What they found: Researchers suggest that factors that traditionally put neighborhoods at a greater risk of gun violence, like higher levels of poverty and unemployment, didn't appear to be driving violence during the pandemic.
- "It was only the neighborhoods that had more drug activity that got increasingly worse in terms of shootings," Nicole Johnson, a Temple doctoral candidate who co-authored the study, told Axios.
The big picture: Gun violence spiked during the pandemic in Philadelphia and across the U.S.
- Homicides in Philadelphia reached an all-time high in 2021, according to police data.
Meanwhile, the city has been dealing with an opioid crisis for years, especially in the Kensington neighborhood.

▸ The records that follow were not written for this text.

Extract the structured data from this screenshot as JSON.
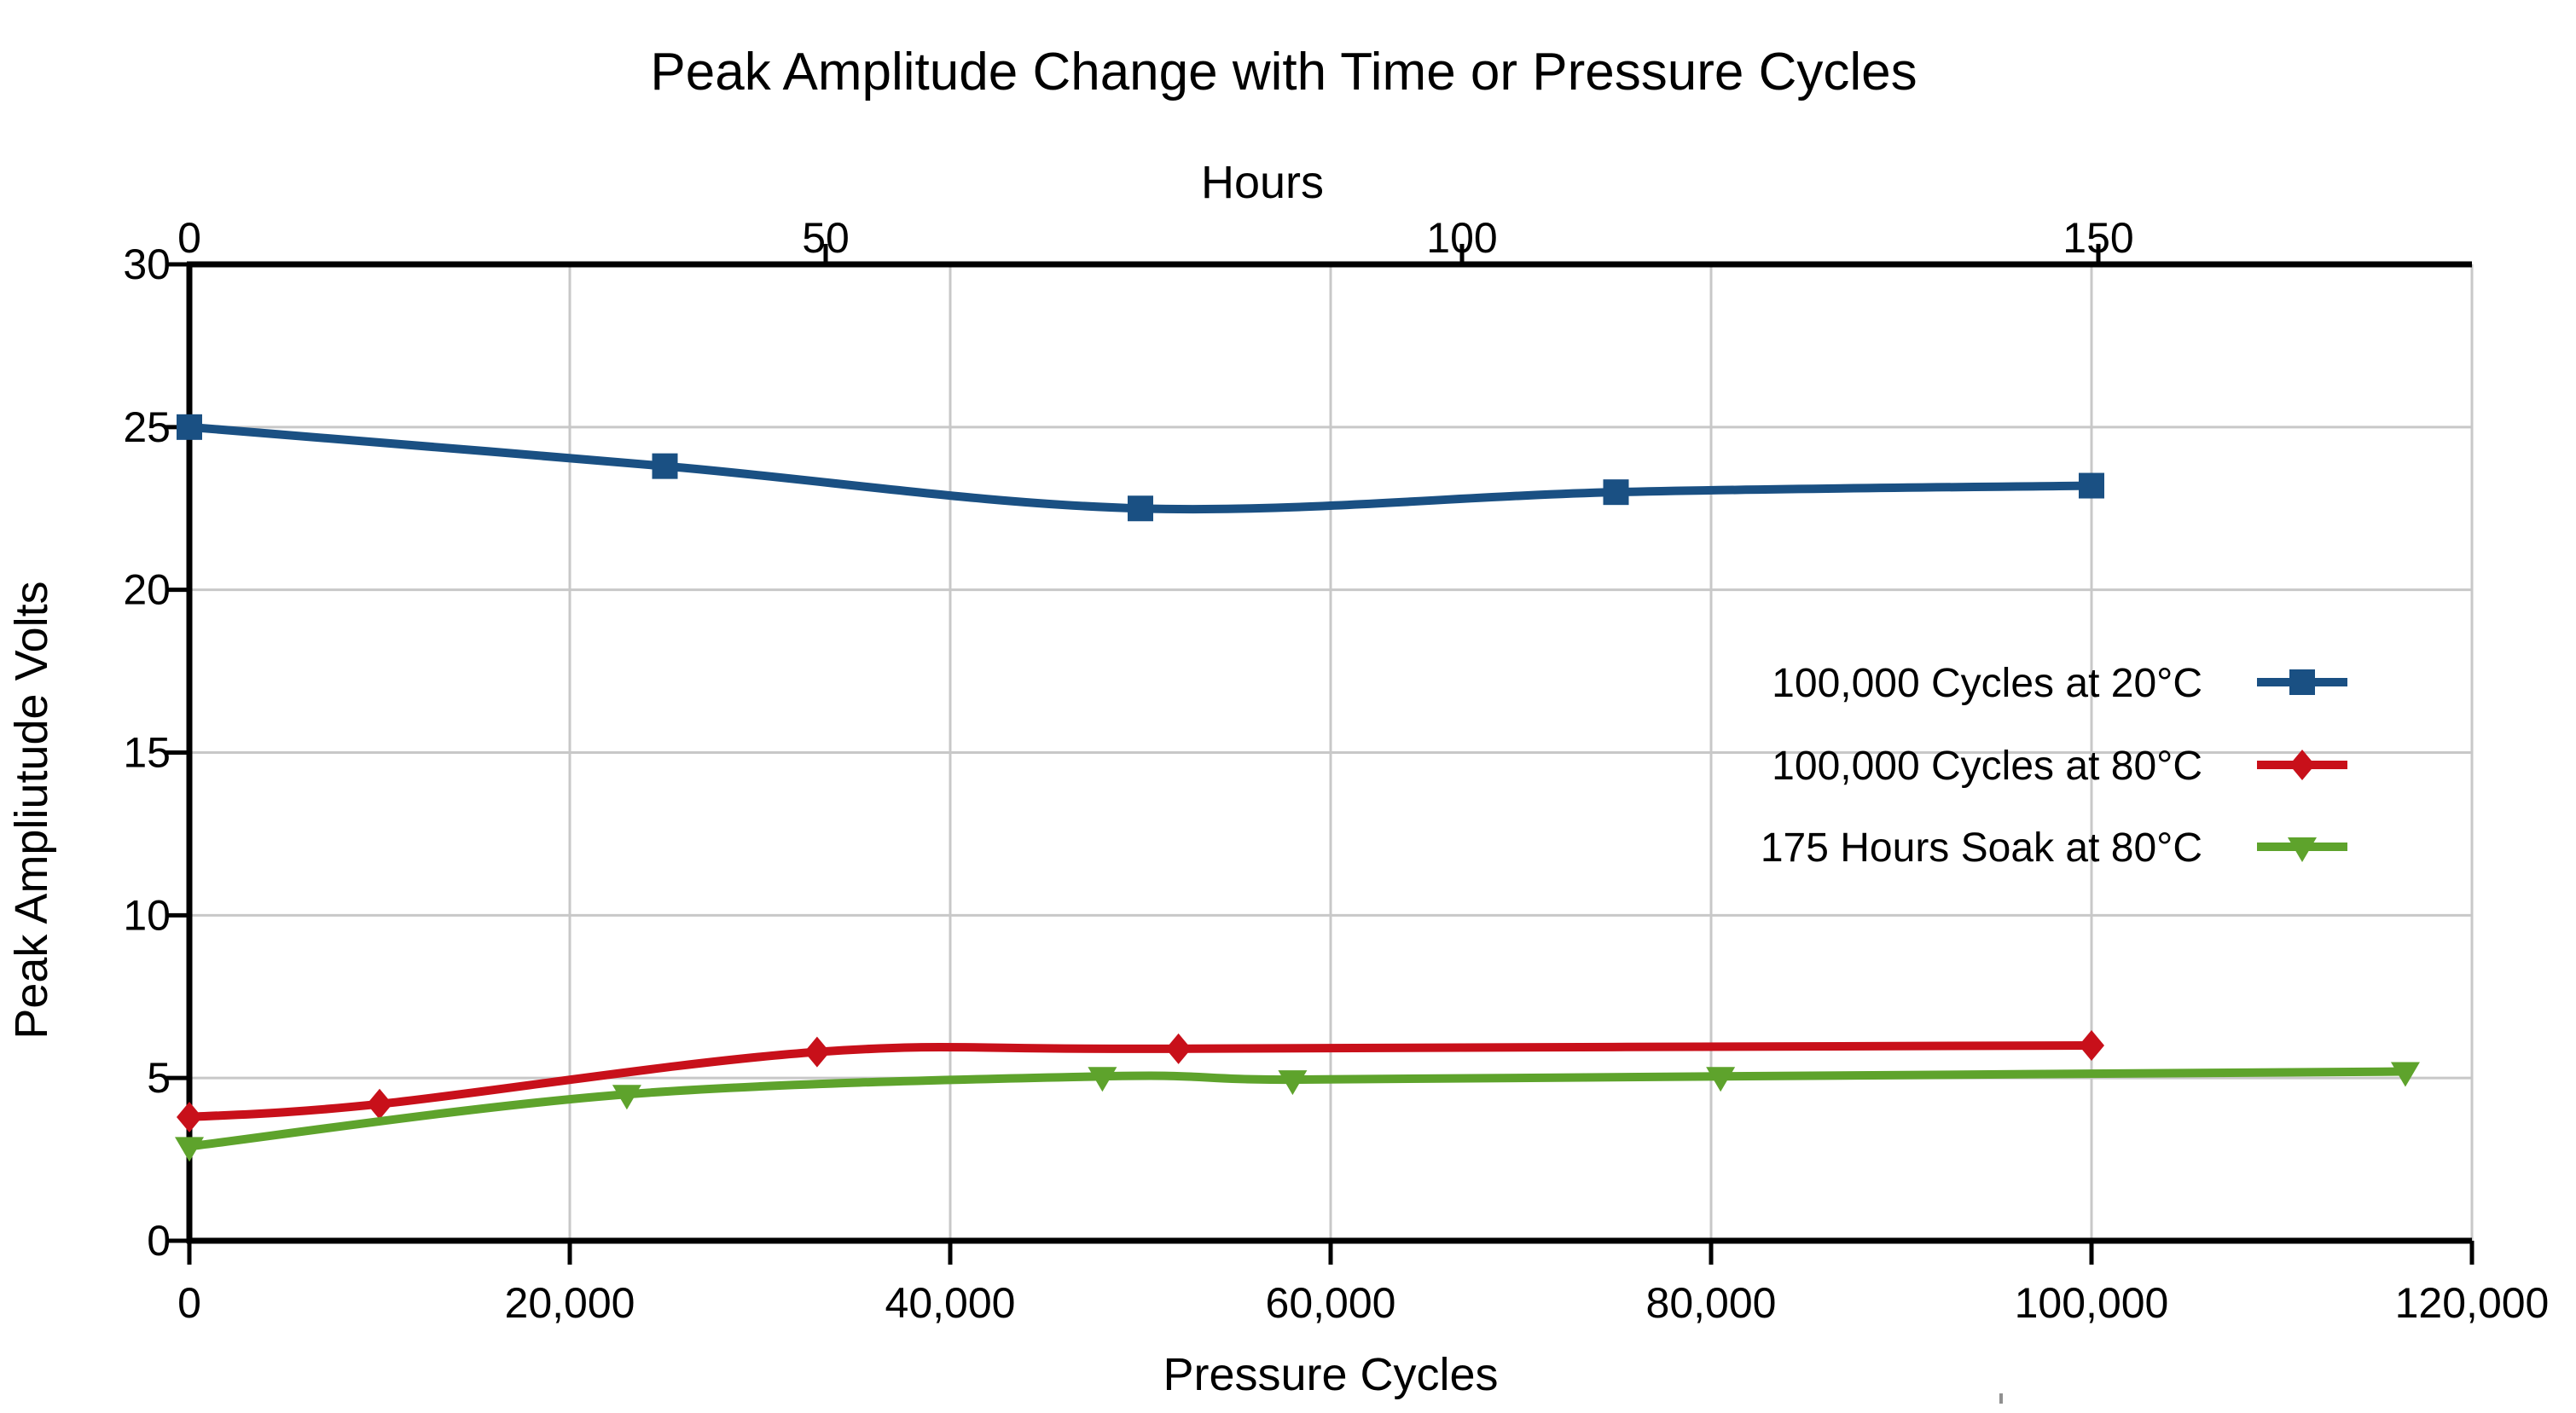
{
  "chart_data": {
    "type": "line",
    "title": "Peak Amplitude Change with Time or Pressure Cycles",
    "xlabel": "Pressure Cycles",
    "x2label": "Hours",
    "ylabel": "Peak Ampliutude Volts",
    "xlim": [
      0,
      120000
    ],
    "ylim": [
      0,
      30
    ],
    "grid": "on",
    "legend_position": "middle-right",
    "xticks": {
      "values": [
        0,
        20000,
        40000,
        60000,
        80000,
        100000,
        120000
      ],
      "labels": [
        "0",
        "20,000",
        "40,000",
        "60,000",
        "80,000",
        "100,000",
        "120,000"
      ]
    },
    "x2ticks": {
      "values_hours": [
        0,
        50,
        100,
        150
      ],
      "labels": [
        "0",
        "50",
        "100",
        "150"
      ],
      "cycles_per_hour": 666.67
    },
    "yticks": {
      "values": [
        0,
        5,
        10,
        15,
        20,
        25,
        30
      ],
      "labels": [
        "0",
        "5",
        "10",
        "15",
        "20",
        "25",
        "30"
      ]
    },
    "series": [
      {
        "name": "100,000 Cycles at 20°C",
        "color": "#1A5083",
        "marker": "square",
        "x": [
          0,
          25000,
          50000,
          75000,
          100000
        ],
        "y": [
          25.0,
          23.8,
          22.5,
          23.0,
          23.2
        ]
      },
      {
        "name": "100,000 Cycles at 80°C",
        "color": "#C8101A",
        "marker": "diamond",
        "x": [
          0,
          10000,
          33000,
          52000,
          100000
        ],
        "y": [
          3.8,
          4.2,
          5.8,
          5.9,
          6.0
        ]
      },
      {
        "name": "175 Hours Soak at 80°C",
        "color": "#5EA32C",
        "marker": "triangle-down",
        "x": [
          0,
          23000,
          48000,
          58000,
          80500,
          116500
        ],
        "y": [
          2.9,
          4.5,
          5.05,
          4.95,
          5.05,
          5.2
        ]
      }
    ],
    "gridline_color": "#C8C8C8",
    "axis_color": "#000000"
  }
}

- Philadelphia officials warned that unintentional overdose deaths may have reached a record level in 2021.
Top takeaways from the report include:
- The proportion of renters living in a community didn't have any bearing on neighborhood changes in gun violence during the pandemic.
- Communities with more police activity, like traffic stops, had higher rates of gun violence after the onset of COVID.
- Nearly half of the highly disadvantaged neighborhoods studied were estimated to have below-average increases in shooting rates after the pandemic began.
Yes, but: Researchers noted that the study has limitations, including that it didn't control for the 2020 protests following the police killing of George Floyd.
- "There could be a whole host of other explanations that could be driving the rapid increase [in gun violence] that we've seen," Johnson said.